Abner Doubleday didn't really invent baseball in Cooperstown, N.Y. in 1839? Say it ain't so, Joe! Actually that dastardly rumor has been around for awhile, but author Mark Lamster throws gasoline on the baseball purists' fire by positing his notion of how the game came to be. No, the game didn't really evolve from the British game of rounders. "It is no more like that game than battledoor and shuttlecock are like rackets and lawn tennis," said Albert Goodwill Spalding.
By 1904, Spalding was world famous -- first as a pre-eminent baseball pitcher, then as a sporting goods manufacturer and finally, as an impressario a la P.T. Barnum. In that year, he set up a commmittee to determine, once and for all, the game's provenance. During its deliberations, the committee received a letter from one Abner Graves of Denver, who claimed to have watched Abner Doubleday draw a sketch of a baseball diamond in front of a Cooperstown tailor shop.
The fact that Graves turned out to be a wingnut didn't dampen Spalding's determination to enshrine Doubleday as inventor of the game. The psychologist in Mark Lamster now comes to the fore: Spalding did so, in part, because he had lost his dad at an early age and suffered from father-hunger for the rest of his life. Adopting Doubleday as the founder of his chosen sport, even though Spalding had never met him, could create a comforting surrogatacity.
But Spalding, the creator of baseball's National League, had another reason as well. Doubleday had been a Union general during the Civil War and fired the first shots on Fort Sumter, thereby becoming a genuine war hero. What better battle-standard to raise as Spalding set out to tour the world, creating baseball consciousness?
Spalding's world tour could be told in a long magazine article, but the author has a book to fill, so he mixes the trivial with the exotic to pad his story. The image of 20 baseball players in uniform, poised atop camels on the way to the Egyptian pyramids, is entertaining and evocative, especially when they compete to see who can hit the Sphinx in the eye with a baseball. The listing of the scores and game stats for 57 games played around the world we could do without.

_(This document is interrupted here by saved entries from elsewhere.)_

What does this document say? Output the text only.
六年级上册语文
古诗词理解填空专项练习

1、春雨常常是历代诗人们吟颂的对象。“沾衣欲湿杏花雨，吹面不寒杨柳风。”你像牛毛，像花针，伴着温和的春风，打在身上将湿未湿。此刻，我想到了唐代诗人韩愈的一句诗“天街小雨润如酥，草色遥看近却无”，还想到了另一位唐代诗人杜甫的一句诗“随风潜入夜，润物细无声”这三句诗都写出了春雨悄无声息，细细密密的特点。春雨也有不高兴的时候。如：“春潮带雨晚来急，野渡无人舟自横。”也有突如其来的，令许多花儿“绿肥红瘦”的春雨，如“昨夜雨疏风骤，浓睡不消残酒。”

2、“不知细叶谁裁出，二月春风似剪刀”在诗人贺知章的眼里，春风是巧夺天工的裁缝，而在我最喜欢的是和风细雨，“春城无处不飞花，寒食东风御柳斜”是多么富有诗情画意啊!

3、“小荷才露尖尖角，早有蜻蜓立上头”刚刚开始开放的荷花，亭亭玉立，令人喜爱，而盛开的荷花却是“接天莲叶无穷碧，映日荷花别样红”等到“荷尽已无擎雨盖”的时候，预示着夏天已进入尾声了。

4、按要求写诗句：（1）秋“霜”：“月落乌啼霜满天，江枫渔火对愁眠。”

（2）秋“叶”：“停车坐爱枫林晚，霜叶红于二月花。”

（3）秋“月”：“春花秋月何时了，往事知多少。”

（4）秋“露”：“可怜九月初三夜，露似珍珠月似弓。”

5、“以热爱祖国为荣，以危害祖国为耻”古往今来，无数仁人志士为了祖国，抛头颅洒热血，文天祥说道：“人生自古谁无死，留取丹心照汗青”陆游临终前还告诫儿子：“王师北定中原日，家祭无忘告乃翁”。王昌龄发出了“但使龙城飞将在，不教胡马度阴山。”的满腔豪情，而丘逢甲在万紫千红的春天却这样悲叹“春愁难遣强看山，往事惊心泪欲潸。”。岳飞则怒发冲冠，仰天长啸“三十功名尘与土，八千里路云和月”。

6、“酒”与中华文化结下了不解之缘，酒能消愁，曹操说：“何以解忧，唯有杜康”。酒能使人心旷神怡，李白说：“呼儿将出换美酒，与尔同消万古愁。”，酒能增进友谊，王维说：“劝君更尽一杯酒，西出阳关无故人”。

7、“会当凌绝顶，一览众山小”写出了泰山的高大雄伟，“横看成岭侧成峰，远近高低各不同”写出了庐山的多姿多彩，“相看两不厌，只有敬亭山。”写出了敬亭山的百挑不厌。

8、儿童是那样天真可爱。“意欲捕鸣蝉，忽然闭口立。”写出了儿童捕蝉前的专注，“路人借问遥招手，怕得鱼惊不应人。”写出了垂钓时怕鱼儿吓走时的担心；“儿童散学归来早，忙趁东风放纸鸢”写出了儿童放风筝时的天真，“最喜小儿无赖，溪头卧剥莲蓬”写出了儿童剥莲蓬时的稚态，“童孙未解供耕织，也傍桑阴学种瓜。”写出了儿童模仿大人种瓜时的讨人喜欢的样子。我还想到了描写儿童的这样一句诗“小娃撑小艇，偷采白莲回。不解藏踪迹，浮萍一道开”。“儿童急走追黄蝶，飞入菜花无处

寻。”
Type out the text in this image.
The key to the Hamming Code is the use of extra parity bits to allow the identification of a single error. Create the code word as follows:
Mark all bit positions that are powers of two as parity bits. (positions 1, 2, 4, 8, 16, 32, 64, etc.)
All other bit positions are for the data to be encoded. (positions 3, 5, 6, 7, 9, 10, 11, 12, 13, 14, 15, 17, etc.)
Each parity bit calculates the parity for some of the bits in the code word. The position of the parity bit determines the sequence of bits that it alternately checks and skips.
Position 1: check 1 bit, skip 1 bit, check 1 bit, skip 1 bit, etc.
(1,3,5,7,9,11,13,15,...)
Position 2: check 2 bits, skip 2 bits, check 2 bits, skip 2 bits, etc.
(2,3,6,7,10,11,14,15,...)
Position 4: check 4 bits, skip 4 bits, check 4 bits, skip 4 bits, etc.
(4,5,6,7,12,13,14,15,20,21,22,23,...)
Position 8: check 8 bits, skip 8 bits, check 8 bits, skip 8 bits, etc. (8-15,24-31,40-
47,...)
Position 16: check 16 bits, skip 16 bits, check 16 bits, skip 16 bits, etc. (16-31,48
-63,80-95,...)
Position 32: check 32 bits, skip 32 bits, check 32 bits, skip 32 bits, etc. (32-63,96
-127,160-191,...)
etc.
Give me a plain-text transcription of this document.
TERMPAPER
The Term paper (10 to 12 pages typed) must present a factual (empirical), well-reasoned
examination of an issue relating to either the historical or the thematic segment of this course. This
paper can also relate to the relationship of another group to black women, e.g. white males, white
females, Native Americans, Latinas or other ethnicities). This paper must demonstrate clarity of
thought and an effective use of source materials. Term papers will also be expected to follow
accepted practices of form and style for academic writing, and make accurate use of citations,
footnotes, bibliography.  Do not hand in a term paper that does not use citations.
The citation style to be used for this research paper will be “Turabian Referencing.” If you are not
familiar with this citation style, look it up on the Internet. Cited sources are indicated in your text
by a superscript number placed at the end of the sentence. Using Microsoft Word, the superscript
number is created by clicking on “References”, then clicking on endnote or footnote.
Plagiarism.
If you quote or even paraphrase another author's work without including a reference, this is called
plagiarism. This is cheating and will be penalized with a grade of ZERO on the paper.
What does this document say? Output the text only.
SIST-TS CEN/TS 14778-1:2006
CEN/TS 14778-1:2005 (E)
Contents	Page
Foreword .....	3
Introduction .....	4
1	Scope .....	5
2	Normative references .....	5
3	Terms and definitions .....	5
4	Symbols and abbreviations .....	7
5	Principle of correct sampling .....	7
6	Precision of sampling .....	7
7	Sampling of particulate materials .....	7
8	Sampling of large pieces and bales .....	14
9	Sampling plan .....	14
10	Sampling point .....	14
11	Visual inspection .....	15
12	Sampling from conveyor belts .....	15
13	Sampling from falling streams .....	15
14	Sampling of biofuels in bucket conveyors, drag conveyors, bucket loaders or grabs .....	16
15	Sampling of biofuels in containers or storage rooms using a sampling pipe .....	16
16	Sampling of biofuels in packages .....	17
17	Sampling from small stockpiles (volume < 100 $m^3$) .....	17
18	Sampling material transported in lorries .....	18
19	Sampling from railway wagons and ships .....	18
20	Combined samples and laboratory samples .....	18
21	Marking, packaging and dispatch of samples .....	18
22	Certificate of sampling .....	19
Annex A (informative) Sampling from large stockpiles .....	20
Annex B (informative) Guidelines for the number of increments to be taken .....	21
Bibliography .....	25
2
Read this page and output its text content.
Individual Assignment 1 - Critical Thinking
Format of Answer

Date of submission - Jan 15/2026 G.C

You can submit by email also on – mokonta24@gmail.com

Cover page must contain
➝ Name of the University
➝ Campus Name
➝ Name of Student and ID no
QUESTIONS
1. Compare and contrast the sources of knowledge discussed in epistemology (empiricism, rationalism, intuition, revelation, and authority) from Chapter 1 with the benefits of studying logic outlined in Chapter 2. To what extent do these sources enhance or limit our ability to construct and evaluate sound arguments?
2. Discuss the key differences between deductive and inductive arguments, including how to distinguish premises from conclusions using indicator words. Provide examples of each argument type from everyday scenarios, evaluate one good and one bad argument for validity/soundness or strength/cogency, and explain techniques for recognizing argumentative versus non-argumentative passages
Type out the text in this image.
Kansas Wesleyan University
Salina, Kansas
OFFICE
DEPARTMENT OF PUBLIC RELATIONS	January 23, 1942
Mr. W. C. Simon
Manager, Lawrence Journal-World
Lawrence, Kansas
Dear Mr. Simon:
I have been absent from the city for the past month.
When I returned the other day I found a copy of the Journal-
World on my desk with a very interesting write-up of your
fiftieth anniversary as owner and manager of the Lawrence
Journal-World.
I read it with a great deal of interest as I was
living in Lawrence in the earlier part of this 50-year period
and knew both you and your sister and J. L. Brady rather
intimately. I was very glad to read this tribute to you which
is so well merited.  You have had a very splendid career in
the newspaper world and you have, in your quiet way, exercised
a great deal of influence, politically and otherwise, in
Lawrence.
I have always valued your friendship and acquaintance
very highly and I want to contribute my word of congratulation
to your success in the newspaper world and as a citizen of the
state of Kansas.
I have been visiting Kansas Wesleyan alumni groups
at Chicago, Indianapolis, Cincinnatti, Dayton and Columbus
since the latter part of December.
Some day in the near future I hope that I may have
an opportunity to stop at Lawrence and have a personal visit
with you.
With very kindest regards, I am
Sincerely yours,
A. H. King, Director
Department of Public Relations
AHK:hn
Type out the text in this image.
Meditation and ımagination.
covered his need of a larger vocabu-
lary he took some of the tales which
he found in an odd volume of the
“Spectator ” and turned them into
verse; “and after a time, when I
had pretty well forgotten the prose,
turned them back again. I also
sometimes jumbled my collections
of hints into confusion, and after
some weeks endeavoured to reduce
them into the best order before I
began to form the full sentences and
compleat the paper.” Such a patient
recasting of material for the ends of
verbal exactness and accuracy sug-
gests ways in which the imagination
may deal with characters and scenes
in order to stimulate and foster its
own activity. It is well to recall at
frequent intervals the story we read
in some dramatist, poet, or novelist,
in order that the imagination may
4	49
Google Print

Even though endorsed by President Grover Cleveland, the world tour never made baseball into the world's primary sport -- that would become and remain soccer. For one thing, soccer is more accessible to the average player. Two highly-trained baseball teams dazzling spectators with their skill somehow didn't inspire the foreigners to pick up the game themselves. However, the tour did enhance Spalding's business, creating distributors for his sporting goods in Hawaii, Australia and New Zealand and later in Europe.